- Anthony Tejero | Crée le 27.11.2024 à 16h50 | Mis à jour le 27.11.2024 à 17h08ImprimerLe gouvernement de Louis Mapou a dressé le bilan de sa visite à Paris, face à la presse, ce mercredi, en présence de Yannick Slamet ; Christopher Gygès, Gilbert Tyuienon et Thierry Santa. Photo Anthony TejeroLe gouvernement de Louis Mapou a tiré, ce mercredi, le bilan de son déplacement à Paris, du 15 au 23 novembre dernier, où ses membres ont multiplié les rencontres au plus haut niveau de l’État, y compris avec Emmanuel Macron, pour s’assurer du soutien financier de la France alors que la Calédonie traverse une crise "historique". L'occasion également de présenter et discuter des orientations du PS2R, porté par l’exécutif.
Quel était le but de cette mission ?
Conduite par son président, Louis Mapou, aux côtés de Yannick Slamet, Gilbert Tyuienon, Christopher Gygès et Thierry Santa, la délégation du gouvernement qui s’est rendue à Paris visait déjà à montrer l’unité de l’exécutif quelle que soit la sensibilité politique des uns et des autres.
"Dans cette crise économique et sociale historique, le gouvernement apparaît comme un rocher, auquel s’accrocher dans cette tempête qui nous secoue. Et ce déplacement, tous ensemble, a été largement salué et très apprécié, annonce d’emblée Louis Mapou, qui résume l’objectif de cette mission : "discuter avec le gouvernement national" de l’urgence économique et budgétaire du Caillou et non pas "des autres aspects qui ne relèvent pas de notre compétence directe", à savoir les négociations sur l’avenir institutionnel.
Ces rencontres ont aussi été l’occasion de présenter en personne les grands axes du PS2R (le plan de sauvegarde, de refondation et de reconstruction) porté par l’exécutif "en phase de finalisation" pour "voir s’il y avait une bonne compréhension de l’État" et "pour discuter de ses modalités d’application", précise le chef du gouvernement.
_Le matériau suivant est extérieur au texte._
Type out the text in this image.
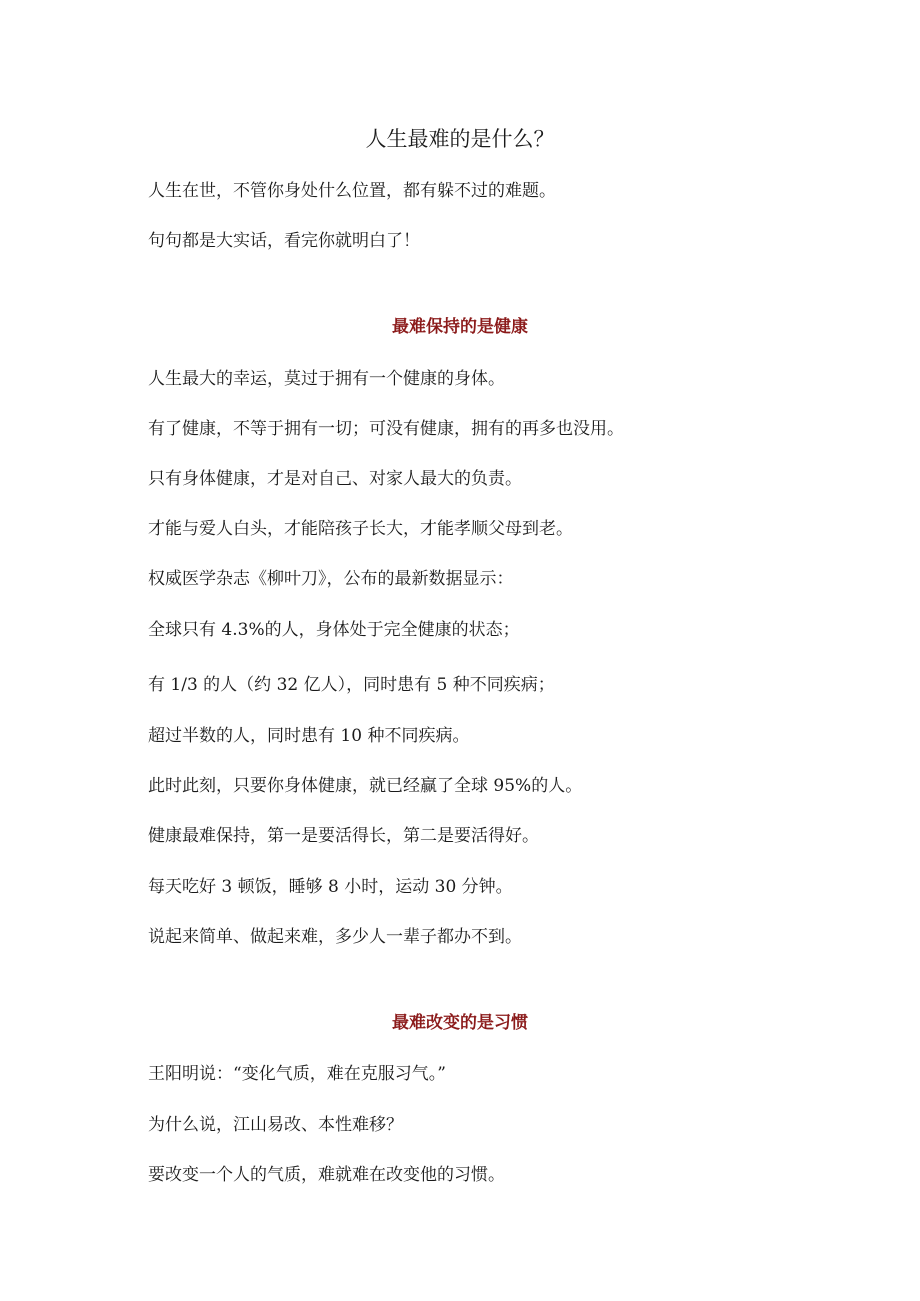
人生最难的是什么？
人生在世，不管你身处什么位置，都有躲不过的难题。
句句都是大实话，看完你就明白了！
最难保持的是健康
人生最大的幸运，莫过于拥有一个健康的身体。
有了健康，不等于拥有一切；可没有健康，拥有的再多也没用。
只有身体健康，才是对自己、对家人最大的负责。
才能与爱人白头，才能陪孩子长大，才能孝顺父母到老。
权威医学杂志《柳叶刀》，公布的最新数据显示：
全球只有 4.3%的人，身体处于完全健康的状态；
有 1/3 的人（约 32 亿人），同时患有 5 种不同疾病；
超过半数的人，同时患有 10 种不同疾病。
此时此刻，只要你身体健康，就已经赢了全球 95%的人。
健康最难保持，第一是要活得长，第二是要活得好。
每天吃好 3 顿饭，睡够 8 小时，运动 30 分钟。
说起来简单、做起来难，多少人一辈子都办不到。
最难改变的是习惯
王阳明说：“变化气质，难在克服习气。”
为什么说，江山易改、本性难移？
要改变一个人的气质，难就难在改变他的习惯。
Un plan qui doit permettre de dégager des économies à travers de nombreuses réformes en vue de "rééquilibrer les comptes sociaux tout en relançant la croissance", rappelle Christopher Gygès, pour qui l’unité du gouvernement collégial à ce sujet est essentielle : "Une telle mission avec des membres indépendantistes et non indépendantistes assis à la même table avec l’État, cela ne s’était pas vu depuis très longtemps. Être capables de porter tous ensemble ce plan est un gage de confiance pour l’avenir. C’est un bon signal envoyé tant à la Nouvelle-Calédonie qu’à l’État."
Quels sont les engagements de l’État ?
"Le soutien à la Nouvelle-Calédonie a été réitéré et confirmé, c’est le moins qu’on puisse dire. Il n’y a pas de question sur ce point-là", assure Louis Mapou, avant de rappeler les engagements de l’État, qui a déjà, depuis mai, débloqué 64 milliards de francs de financements, dont 55 milliards sous la forme d’emprunts et 9 milliards sous la forme de subventions.
Lors de cette mission, le Premier ministre Michel Barnier a annoncé par ailleurs un nouveau rehaussement du prêt garanti par l’État, qui passera ainsi de 770 millions à 1 milliard d’euros, soit un total de 120 milliards de francs. Cette garantie a ainsi été ajoutée au Projet de loi de finances (PLF) 2025 qui doit encore être validé au niveau national. Une enveloppe qui s’inscrit dans une convention triennale qui devra être présentée au Congrès lors du prochain débat d’orientation budgétaire, prévu fin décembre ou début janvier.
"Ne nous réjouissons pas trop pour autant. Un milliard d’euros, c’est énorme, mais ça nous permettra uniquement de fonctionner a minima et les réformes du PS2R seront nécessaires si on veut sortir la Nouvelle-Calédonie par le haut", juge bon de préciser Thierry Santa.
En attendant, les élus du Congrès seront d’abord invités à voter le 11 décembre, une tranche supplémentaire de 27 milliards de francs, pour tenir d’ici la fin de l’année. Une enveloppe cruciale pour permettre le versement de dotations aux collectivités, dont les provinces et les mairies "afin d’éviter la cessation de paiements qui leur pend au nez le mois prochain", insiste Gibert Tyuienon.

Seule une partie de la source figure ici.